Impact
The vulnerability arises when js‑toml parses radix‑prefixed integer literals. Its hand‑written BigInt parser multiplies the accumulator by the radix for each digit, making the total cost quadratic in the literal length. An attacker can supply a very long hexadecimal, octal, or binary literal in a TOML document, causing the parser to perform a quadratic number of BigInt multiplications and saturate a CPU core. The result is a single‑request CPU‑exhaustion denial‑of‑service that can render a node process unresponsive.

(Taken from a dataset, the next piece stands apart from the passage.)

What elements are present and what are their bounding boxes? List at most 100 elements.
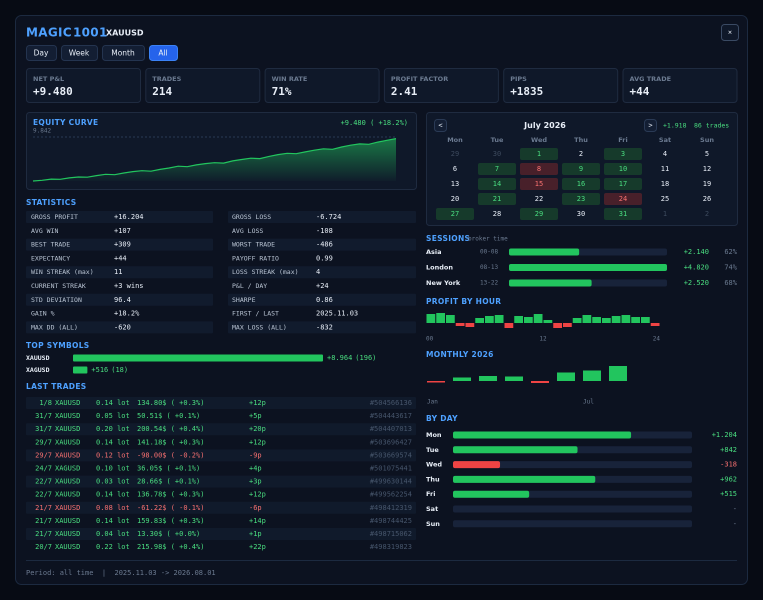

The weakness maps to CWE‑1333 (Excessive CPU Usage), CWE‑400 (Uncontrolled Resource Consumption), and CWE‑407 (Inefficient Algorithm).
Affected Systems
The affected product is the js‑toml TOML parser library maintained by sunnyadn. Versions up to and including 1.1.0 (inclusive) are vulnerable, while version 1.1.1 introduces the fix. Any JavaScript runtime that loads vulnerable toml via the library’s load() function—such as configuration upload endpoints, CI/CD pipelines, IDE plugins, or build tools that parse third‑party *.toml files—may be exposed.
Risk and Exploitability
The vulnerability has a CVSS score of 7.5, indicating high severity. EPSS is not available, and the flaw is not listed in the CISA KEV catalog. The most likely attack vector is remote, where an attacker can supply malicious TOML payloads to a service that uses js‑toml. Because the DoS can be triggered with a single crafted request, an adversary with network access to a vulnerable service can easily exhaust CPU resources. The impact is limited to availability and can be mitigated by updating the library. When that is not possible, the attacker can still exploit the quadratic cost by sending large literals.